Search code examples
pythonpython-3.xooppython-importlib

How to know and instantiate only one class implemented in a Python module dynamically


Suppose in "./data_writers/excel_data_writer.py", I have:

from generic_data_writer import GenericDataWriter

class ExcelDataWriter(GenericDataWriter):
   def __init__(self, config):
       super().__init__(config)
       self.sheet_name = config.get('sheetname')

   def write_data(self, pandas_dataframe):
       pandas_dataframe.to_excel(
           self.get_output_file_path_and_name(), # implemented in GenericDataWriter
           sheet_name=self.sheet_name,
           index=self.index)

In "./data_writers/csv_data_writer.py", I have:

from generic_data_writer import GenericDataWriter

class CSVDataWriter(GenericDataWriter):
   def __init__(self, config):
       super().__init__(config)
       self.delimiter = config.get('delimiter')
       self.encoding = config.get('encoding')

   def write_data(self, pandas_dataframe):
       pandas_dataframe.to_csv(
           self.get_output_file_path_and_name(), # implemented in GenericDataWriter
           sep=self.delimiter,
           encoding=self.encoding,
           index=self.index)

In "./datawriters/generic_data_writer.py", I have:

import os

class GenericDataWriter:
   def __init__(self, config):
       self.output_folder = config.get('output_folder')
       self.output_file_name = config.get('output_file')
       self.output_file_path_and_name = os.path.join(self.output_folder, self.output_file_name)
       self.index = config.get('include_index') # whether to include index column from Pandas' dataframe in the output file

Suppose I have a JSON config file that has a key-value pair like this:

{
"__comment__": "Here, user can provide the path and python file name of the custom data writer module she wants to use."
"custom_data_writer_module": "./data_writers/excel_data_writer.py"
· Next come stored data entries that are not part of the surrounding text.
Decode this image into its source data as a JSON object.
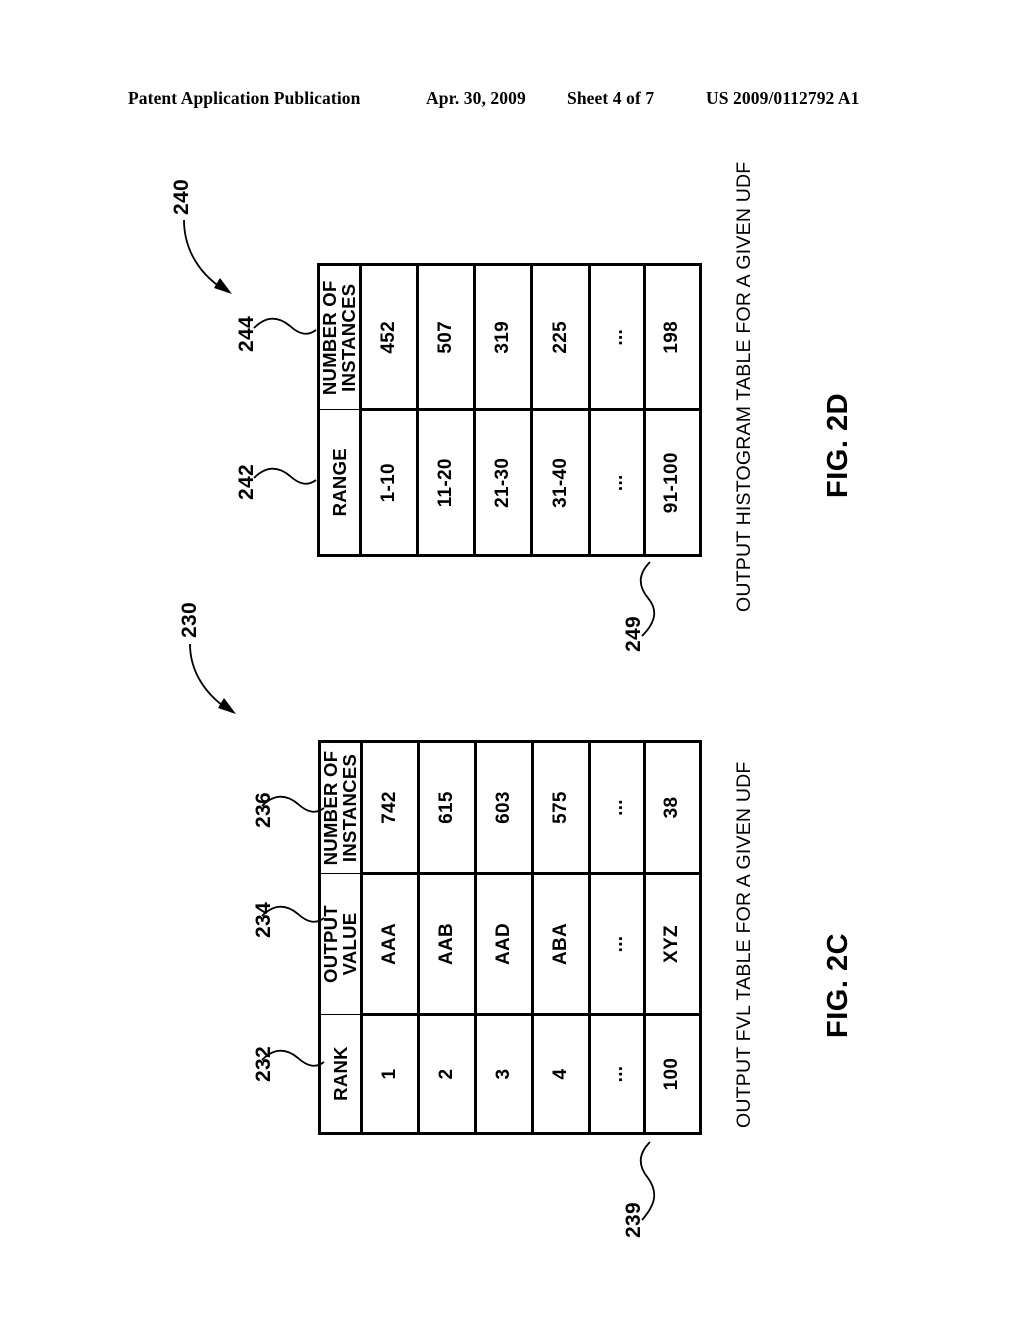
{
  "header": {
    "publication": "Patent Application Publication",
    "date": "Apr. 30, 2009",
    "sheet": "Sheet 4 of 7",
    "patent_number": "US 2009/0112792 A1"
  },
  "figures": [
    {
      "id": "fig-2d",
      "label": "FIG. 2D",
      "caption": "OUTPUT HISTOGRAM TABLE FOR A GIVEN UDF",
      "figure_ref": "240",
      "table_ref": "249",
      "column_refs": [
        "242",
        "244"
      ],
      "columns": [
        "RANGE",
        "NUMBER OF INSTANCES"
      ],
      "rows": [
        {
          "range": "1-10",
          "instances": "452"
        },
        {
          "range": "11-20",
          "instances": "507"
        },
        {
          "range": "21-30",
          "instances": "319"
        },
        {
          "range": "31-40",
          "instances": "225"
        },
        {
          "range": "...",
          "instances": "..."
        },
        {
          "range": "91-100",
          "instances": "198"
        }
      ]
    },
    {
      "id": "fig-2c",
      "label": "FIG. 2C",
      "caption": "OUTPUT FVL TABLE FOR A GIVEN UDF",
      "figure_ref": "230",
      "table_ref": "239",
      "column_refs": [
        "232",
        "234",
        "236"
      ],
      "columns": [
        "RANK",
        "OUTPUT VALUE",
        "NUMBER OF INSTANCES"
      ],
      "rows": [
        {
          "rank": "1",
          "output_value": "AAA",
          "instances": "742"
        },
        {
          "rank": "2",
          "output_value": "AAB",
          "instances": "615"
        },
        {
          "rank": "3",
          "output_value": "AAD",
          "instances": "603"
        },
        {
          "rank": "4",
          "output_value": "ABA",
          "instances": "575"
        },
        {
          "rank": "...",
          "output_value": "...",
          "instances": "..."
        },
        {
          "rank": "100",
          "output_value": "XYZ",
          "instances": "38"
        }
      ]
    }
  ],
  "chart_data": {
    "type": "table",
    "title": "Patent figures 2C and 2D - UDF output tables",
    "tables": [
      {
        "name": "OUTPUT HISTOGRAM TABLE FOR A GIVEN UDF",
        "figure": "FIG. 2D",
        "reference": "240",
        "columns": [
          "RANGE",
          "NUMBER OF INSTANCES"
        ],
        "rows": [
          [
            "1-10",
            "452"
          ],
          [
            "11-20",
            "507"
          ],
          [
            "21-30",
            "319"
          ],
          [
            "31-40",
            "225"
          ],
          [
            "...",
            "..."
          ],
          [
            "91-100",
            "198"
          ]
        ]
      },
      {
        "name": "OUTPUT FVL TABLE FOR A GIVEN UDF",
        "figure": "FIG. 2C",
        "reference": "230",
        "columns": [
          "RANK",
          "OUTPUT VALUE",
          "NUMBER OF INSTANCES"
        ],
        "rows": [
          [
            "1",
            "AAA",
            "742"
          ],
          [
            "2",
            "AAB",
            "615"
          ],
          [
            "3",
            "AAD",
            "603"
          ],
          [
            "4",
            "ABA",
            "575"
          ],
          [
            "...",
            "...",
            "..."
          ],
          [
            "100",
            "XYZ",
            "38"
          ]
        ]
      }
    ]
  }
}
"there_are_more_key_value_pairs_in_this_JSON_config_file": "for other input parameters"
}

In "main.py", I want to import the data writer module based on the custom_data_writer_module provided in the JSON config file above. So I wrote this:

import os
import importlib

def main():
    # Do other things to read and process data

    data_writer_class_file = config.get('custom_data_writer_module')
    data_writer_module = importlib.import_module\
            (os.path.splitext(os.path.split(data_writer_class_file)[1])[0])

    dw = data_writer_module.what_should_this_be?   # <=== Here, what should I do to instantiate the right specific data writer (Excel or CSV) class instance?
    for df in dataframes_to_write_to_output_file:
        dw.write_data(df)

if __name__ == "__main__":
    main()

As I asked in the code above, I want to know if there's a way to retrieve and instantiate the class defined in a Python module assuming that there is ONLY ONE class defined in the module. Or if there is a better way to refactor my code (using some sort of pattern) without changing the structure of JSON config file described above, I'd like to learn from Python experts on StackOverflow. Thank you in advance for your suggestions!


Solution

  • You can do this easily with vars:

    cls1,=[v for k,v in vars(data_writer_module).items()
           if isinstance(v,type)]
    dw=cls1(config)
    

    The comma enforces that exactly one class is found. If the module is allowed to do anything like from collections import deque (or even foo=str), you might need to filter based on v.__module__.